1.客户端调用FileSystem对象读取希望读取的文件,FileSystem对象是分布式文件系统的一个实例
FSDataInputStream in = fileSystem.open(file.getPath());
FileSystem对象有方法:
/**
* Opens an FSDataInputStream at the indicated Path.
* @param f the file to open
*/
public FSDataInputStream open(Path f) throws IOException {
return open(f, getConf().getInt("io.file.buffer.size", 4096));
}
DistributedFileSystem对象有:
@Override
public FSDataInputStream open(Path f, final int bufferSize)
throws IOException {
statistics.incrementReadOps(1);
Path absF = fixRelativePart(f);
return new FileSystemLinkResolver() {
@Override
public FSDataInputStream doCall(final Path p)
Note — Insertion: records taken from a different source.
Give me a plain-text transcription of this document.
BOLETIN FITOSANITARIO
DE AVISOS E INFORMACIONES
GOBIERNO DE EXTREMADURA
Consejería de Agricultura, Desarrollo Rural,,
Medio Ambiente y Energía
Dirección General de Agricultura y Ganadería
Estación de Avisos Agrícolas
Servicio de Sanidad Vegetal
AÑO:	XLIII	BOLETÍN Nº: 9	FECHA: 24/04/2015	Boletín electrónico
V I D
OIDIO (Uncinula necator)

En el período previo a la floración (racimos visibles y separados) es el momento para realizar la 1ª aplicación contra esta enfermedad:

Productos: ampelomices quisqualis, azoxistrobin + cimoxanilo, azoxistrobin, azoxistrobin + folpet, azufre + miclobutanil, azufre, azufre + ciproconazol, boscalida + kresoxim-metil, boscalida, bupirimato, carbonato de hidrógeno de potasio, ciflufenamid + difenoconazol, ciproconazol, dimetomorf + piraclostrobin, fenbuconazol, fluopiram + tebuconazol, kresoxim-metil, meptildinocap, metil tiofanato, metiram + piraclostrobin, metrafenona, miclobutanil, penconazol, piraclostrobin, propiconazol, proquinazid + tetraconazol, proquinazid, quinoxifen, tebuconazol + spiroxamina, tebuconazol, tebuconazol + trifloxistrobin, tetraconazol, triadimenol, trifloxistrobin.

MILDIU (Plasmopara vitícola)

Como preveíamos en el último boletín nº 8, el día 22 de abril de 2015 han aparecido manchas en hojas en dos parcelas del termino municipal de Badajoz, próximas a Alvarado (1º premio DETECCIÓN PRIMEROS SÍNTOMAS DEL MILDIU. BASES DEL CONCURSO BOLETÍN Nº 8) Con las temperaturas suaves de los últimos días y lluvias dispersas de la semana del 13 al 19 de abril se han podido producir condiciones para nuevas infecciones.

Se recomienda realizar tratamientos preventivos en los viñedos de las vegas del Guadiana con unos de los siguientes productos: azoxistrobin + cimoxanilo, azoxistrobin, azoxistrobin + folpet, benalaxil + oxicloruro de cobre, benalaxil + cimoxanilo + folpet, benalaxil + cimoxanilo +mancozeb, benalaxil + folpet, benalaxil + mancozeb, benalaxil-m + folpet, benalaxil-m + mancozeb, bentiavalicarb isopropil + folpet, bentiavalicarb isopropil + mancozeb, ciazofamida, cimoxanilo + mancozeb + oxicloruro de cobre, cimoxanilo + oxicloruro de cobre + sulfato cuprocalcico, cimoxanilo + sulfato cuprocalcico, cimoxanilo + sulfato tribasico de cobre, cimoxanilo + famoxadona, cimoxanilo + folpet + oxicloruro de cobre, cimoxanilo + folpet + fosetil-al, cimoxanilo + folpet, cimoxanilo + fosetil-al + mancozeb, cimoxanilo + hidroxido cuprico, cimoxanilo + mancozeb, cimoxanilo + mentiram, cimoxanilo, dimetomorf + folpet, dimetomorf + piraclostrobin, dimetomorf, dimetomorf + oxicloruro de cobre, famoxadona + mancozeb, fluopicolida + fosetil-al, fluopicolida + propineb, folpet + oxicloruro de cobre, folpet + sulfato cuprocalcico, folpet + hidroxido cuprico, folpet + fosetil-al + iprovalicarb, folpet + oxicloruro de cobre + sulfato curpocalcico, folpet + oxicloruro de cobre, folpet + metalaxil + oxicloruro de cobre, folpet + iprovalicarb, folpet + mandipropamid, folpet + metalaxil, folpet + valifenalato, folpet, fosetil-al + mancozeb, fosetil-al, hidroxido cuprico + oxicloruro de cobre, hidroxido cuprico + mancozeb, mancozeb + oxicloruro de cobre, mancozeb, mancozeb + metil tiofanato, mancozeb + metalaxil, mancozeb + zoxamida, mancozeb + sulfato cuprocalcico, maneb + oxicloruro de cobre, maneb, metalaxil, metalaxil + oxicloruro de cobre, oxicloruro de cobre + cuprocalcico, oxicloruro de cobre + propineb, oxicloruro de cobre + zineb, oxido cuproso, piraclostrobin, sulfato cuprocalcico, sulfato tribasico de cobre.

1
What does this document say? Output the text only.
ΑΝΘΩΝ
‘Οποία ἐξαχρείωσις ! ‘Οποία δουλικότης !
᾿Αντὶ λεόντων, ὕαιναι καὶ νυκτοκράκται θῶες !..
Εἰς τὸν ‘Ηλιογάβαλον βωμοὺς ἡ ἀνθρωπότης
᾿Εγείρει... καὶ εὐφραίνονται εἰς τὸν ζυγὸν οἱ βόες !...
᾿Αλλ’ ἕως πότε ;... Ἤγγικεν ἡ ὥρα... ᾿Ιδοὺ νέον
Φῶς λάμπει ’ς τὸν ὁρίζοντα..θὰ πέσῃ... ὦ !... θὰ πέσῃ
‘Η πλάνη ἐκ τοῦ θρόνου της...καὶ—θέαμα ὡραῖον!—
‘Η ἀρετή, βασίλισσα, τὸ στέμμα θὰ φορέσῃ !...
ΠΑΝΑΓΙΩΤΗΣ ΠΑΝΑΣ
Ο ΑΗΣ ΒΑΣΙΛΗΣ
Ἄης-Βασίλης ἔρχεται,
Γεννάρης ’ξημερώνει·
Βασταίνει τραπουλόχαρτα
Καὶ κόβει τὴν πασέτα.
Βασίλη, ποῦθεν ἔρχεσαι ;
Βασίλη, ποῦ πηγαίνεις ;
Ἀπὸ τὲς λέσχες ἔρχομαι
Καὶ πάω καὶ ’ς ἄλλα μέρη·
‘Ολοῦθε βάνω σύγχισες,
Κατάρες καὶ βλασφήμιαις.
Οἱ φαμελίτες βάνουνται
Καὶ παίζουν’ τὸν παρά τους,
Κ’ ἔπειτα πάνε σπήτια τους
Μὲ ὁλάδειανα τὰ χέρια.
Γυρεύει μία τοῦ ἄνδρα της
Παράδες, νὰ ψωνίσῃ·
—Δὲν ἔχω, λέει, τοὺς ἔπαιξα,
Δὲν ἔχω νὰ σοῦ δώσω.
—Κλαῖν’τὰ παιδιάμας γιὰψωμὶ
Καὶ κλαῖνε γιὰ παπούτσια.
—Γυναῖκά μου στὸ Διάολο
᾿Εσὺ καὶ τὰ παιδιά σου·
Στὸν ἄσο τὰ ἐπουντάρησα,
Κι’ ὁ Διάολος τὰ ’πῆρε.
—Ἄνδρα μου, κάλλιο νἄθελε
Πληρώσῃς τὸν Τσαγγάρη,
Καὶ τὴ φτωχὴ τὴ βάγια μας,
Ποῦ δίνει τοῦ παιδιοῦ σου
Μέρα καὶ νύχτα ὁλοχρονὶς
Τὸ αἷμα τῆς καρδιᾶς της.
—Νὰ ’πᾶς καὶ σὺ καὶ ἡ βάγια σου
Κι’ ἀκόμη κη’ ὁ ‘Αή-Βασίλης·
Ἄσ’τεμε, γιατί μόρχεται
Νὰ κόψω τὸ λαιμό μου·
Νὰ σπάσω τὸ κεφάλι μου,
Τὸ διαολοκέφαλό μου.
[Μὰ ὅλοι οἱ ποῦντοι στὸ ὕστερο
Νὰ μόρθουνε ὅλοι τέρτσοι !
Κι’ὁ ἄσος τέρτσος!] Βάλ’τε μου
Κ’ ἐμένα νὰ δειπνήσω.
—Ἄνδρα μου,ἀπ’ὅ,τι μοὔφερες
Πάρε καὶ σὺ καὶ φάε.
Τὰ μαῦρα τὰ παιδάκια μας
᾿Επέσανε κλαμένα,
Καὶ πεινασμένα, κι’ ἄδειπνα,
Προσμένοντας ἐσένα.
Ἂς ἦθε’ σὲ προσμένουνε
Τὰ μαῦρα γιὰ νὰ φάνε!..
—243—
throws IOException, UnresolvedLinkException {
final DFSInputStream dfsis =
dfs.open(getPathName(p), bufferSize, verifyChecksum);
return dfs.createWrappedInputStream(dfsis);
}
@Override
public FSDataInputStream next(final FileSystem fs, final Path p)
throws IOException {
return fs.open(p, bufferSize);
}
}.resolve(this, absF);
}
注意其中doCall方法:
调用了DFSClient对象的open方法
dfs.open(getPathName(p), bufferSize, verifyChecksum);
DFSClient 的open是去获取block所在的DataNode
看源码:
/**
* Create an input stream that obtains a nodelist from the
* namenode, and then reads from all the right places. Creates
* inner subclass of InputStream that does the right out-of-band
* work.
*/
public DFSInputStream open(String src, int buffersize, boolean verifyChecksum)
throws IOException, UnresolvedLinkException {
checkOpen();
// Get block info from namenode
TraceScope scope = getPathTraceScope("newDFSInputStream", src);
try {
return new DFSInputStream(this, src, verifyChecksum);
} finally {
scope.close();
}
}
/**
* Create an input stream that obtains a nodelist from the
* namenode, and then reads from all the right places. Creates
* inner subclass of InputStream that does the right out-of-band
* work.
*/
public DFSInputStream open(String src, int buffersize, boolean verifyChecksum)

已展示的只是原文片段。